Oct 18, 2012

How did software get so reliable?

John Regehr raises this question, prompted by a paper of the same title by Tony Hoare. I don’t disagree with the reasons given – management, testing, tools etc. – but I do think there are a number of factors not called out. Here is my take.

Age

Flakiness in software is most noticeable when it is in the foundational layers – the operating system, basic system services such as those for networking etc. And it is exactly those foundational pieces that by now have had two decades or more of continuous existence. This means they have been exercised and tested in every way imaginable in the real world. It also helps that the responsibilities of almost all foundational infrastructure software has barely changed during that same time.

For example, what an operating system kernel does has not changed in a very long time. The basic networking protocols – TCP/IP, DNS, HTTP and many others – have also been remarkably stable, with mostly incremental improvements. The sheer weight of everything else built on top of this layer has turned these into diamonds.

Server-side software

Most software that is today used by end consumers, i.e. clients, is but a thin pretty shell backed by an array of services running on a large collection of machines off in a data center somewhere. This has several implications for the overall perception of reliability.

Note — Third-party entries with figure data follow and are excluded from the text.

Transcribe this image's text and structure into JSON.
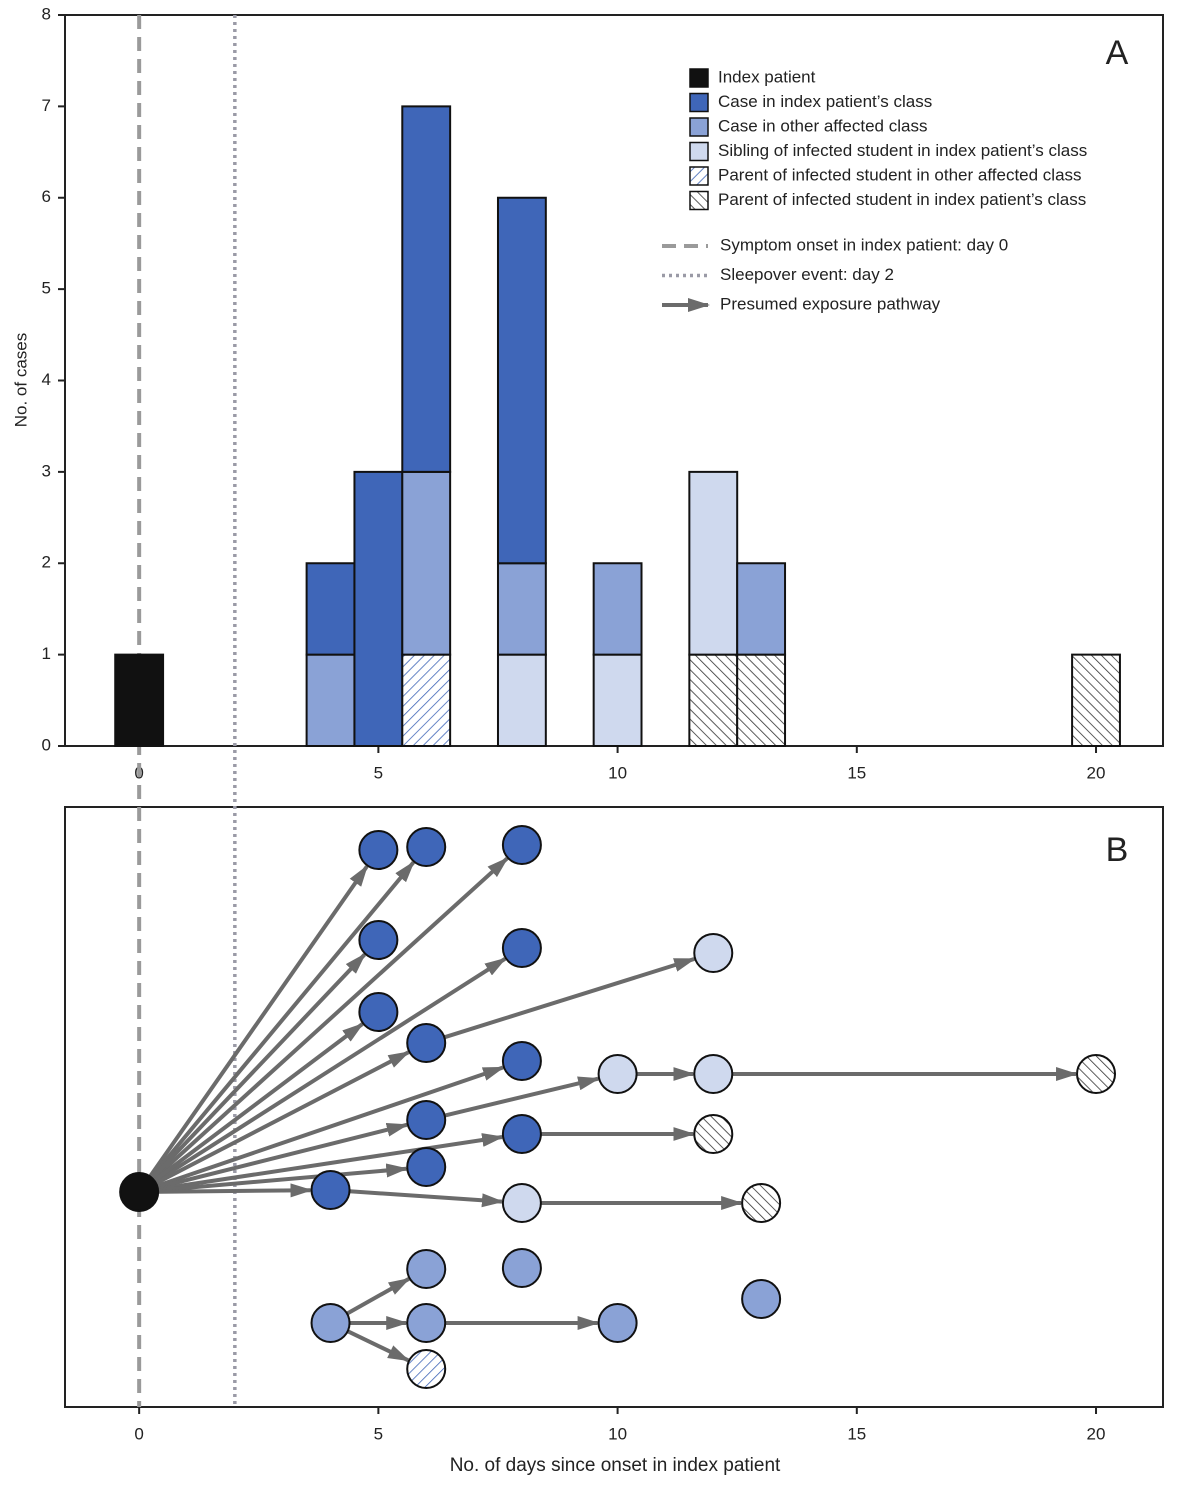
{
  "chart_data": [
    {
      "type": "bar",
      "panel": "A",
      "ylabel": "No. of cases",
      "x": [
        0,
        4,
        5,
        6,
        8,
        10,
        12,
        13,
        20
      ],
      "series": [
        {
          "name": "Index patient",
          "color": "#111111",
          "values": [
            1,
            0,
            0,
            0,
            0,
            0,
            0,
            0,
            0
          ]
        },
        {
          "name": "Case in index patient’s class",
          "color": "#3f66b8",
          "values": [
            0,
            1,
            3,
            4,
            4,
            0,
            0,
            0,
            0
          ]
        },
        {
          "name": "Case in other affected class",
          "color": "#8aa2d6",
          "values": [
            0,
            1,
            0,
            2,
            1,
            1,
            0,
            1,
            0
          ]
        },
        {
          "name": "Sibling of infected student in index patient’s class",
          "color": "#cfd9ee",
          "values": [
            0,
            0,
            0,
            0,
            1,
            1,
            2,
            0,
            0
          ]
        },
        {
          "name": "Parent of infected student in other affected class",
          "color": "#3f66b8",
          "hatch": "/",
          "values": [
            0,
            0,
            0,
            1,
            0,
            0,
            0,
            0,
            0
          ]
        },
        {
          "name": "Parent of infected student in index patient’s class",
          "color": "#333333",
          "hatch": "\\",
          "values": [
            0,
            0,
            0,
            0,
            0,
            0,
            1,
            1,
            1
          ]
        }
      ],
      "xlim": [
        -1.55,
        21.4
      ],
      "ylim": [
        0,
        8
      ],
      "xticks": [
        0,
        5,
        10,
        15,
        20
      ],
      "yticks": [
        0,
        1,
        2,
        3,
        4,
        5,
        6,
        7,
        8
      ],
      "legend": "upper right",
      "reference_lines": [
        {
          "name": "Symptom onset in index patient: day 0",
          "x": 0,
          "style": "dashed",
          "color": "#9a9a9a"
        },
        {
          "name": "Sleepover event: day 2",
          "x": 2,
          "style": "dotted",
          "color": "#9a9aa6"
        }
      ]
    },
    {
      "type": "network",
      "panel": "B",
      "xlabel": "No. of days since onset in index patient",
      "xlim": [
        -1.55,
        21.4
      ],
      "xticks": [
        0,
        5,
        10,
        15,
        20
      ],
      "edge_color": "#6b6b6b",
      "edge_legend": "Presumed exposure pathway",
      "nodes": [
        {
          "day": 0,
          "group": 0
        },
        {
          "day": 5,
          "group": 1
        },
        {
          "day": 6,
          "group": 1
        },
        {
          "day": 8,
          "group": 1
        },
        {
          "day": 5,
          "group": 1
        },
        {
          "day": 8,
          "group": 1
        },
        {
          "day": 12,
          "group": 3
        },
        {
          "day": 5,
          "group": 1
        },
        {
          "day": 6,
          "group": 1
        },
        {
          "day": 8,
          "group": 1
        },
        {
          "day": 10,
          "group": 3
        },
        {
          "day": 12,
          "group": 3
        },
        {
          "day": 20,
          "group": 5
        },
        {
          "day": 6,
          "group": 1
        },
        {
          "day": 8,
          "group": 1
        },
        {
          "day": 12,
          "group": 5
        },
        {
          "day": 6,
          "group": 1
        },
        {
          "day": 4,
          "group": 1
        },
        {
          "day": 8,
          "group": 3
        },
        {
          "day": 13,
          "group": 5
        },
        {
          "day": 6,
          "group": 2
        },
        {
          "day": 8,
          "group": 2
        },
        {
          "day": 13,
          "group": 2
        },
        {
          "day": 4,
          "group": 2
        },
        {
          "day": 6,
          "group": 2
        },
        {
          "day": 10,
          "group": 2
        },
        {
          "day": 6,
          "group": 4
        }
      ],
      "edges": [
        [
          0,
          1
        ],
        [
          0,
          2
        ],
        [
          0,
          3
        ],
        [
          0,
          4
        ],
        [
          0,
          5
        ],
        [
          0,
          7
        ],
        [
          0,
          8
        ],
        [
          0,
          9
        ],
        [
          0,
          13
        ],
        [
          0,
          14
        ],
        [
          0,
          16
        ],
        [
          0,
          17
        ],
        [
          8,
          6
        ],
        [
          13,
          10
        ],
        [
          10,
          11
        ],
        [
          11,
          12
        ],
        [
          14,
          15
        ],
        [
          17,
          18
        ],
        [
          18,
          19
        ],
        [
          23,
          20
        ],
        [
          23,
          24
        ],
        [
          23,
          26
        ],
        [
          24,
          25
        ]
      ]
    }
  ]
}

server-side software is tended by humans. I mean that literally. When error rates go up, humans are woken up by alerts, and they deal with the problem. In most cases, the issue will be taken care of without any significant disruption, or anybody even noticing. For every major outage where a site or service is completely down, there are a thousand such problems.
server-side software can be updated under controlled conditions, on demand.
embarrassingly parallel loads spread across a large number of machines means a high level of aggregate reliability for the entire service.

In the era of heavy client side software, these would all be major disruptions.

In essence, the move to server side software allows us to cheat when it comes to reliability. You can deal with problems as they arise. You don’t have to worry about a large existing installation out in the field. This also means you don’t need to front-load hardening and testing.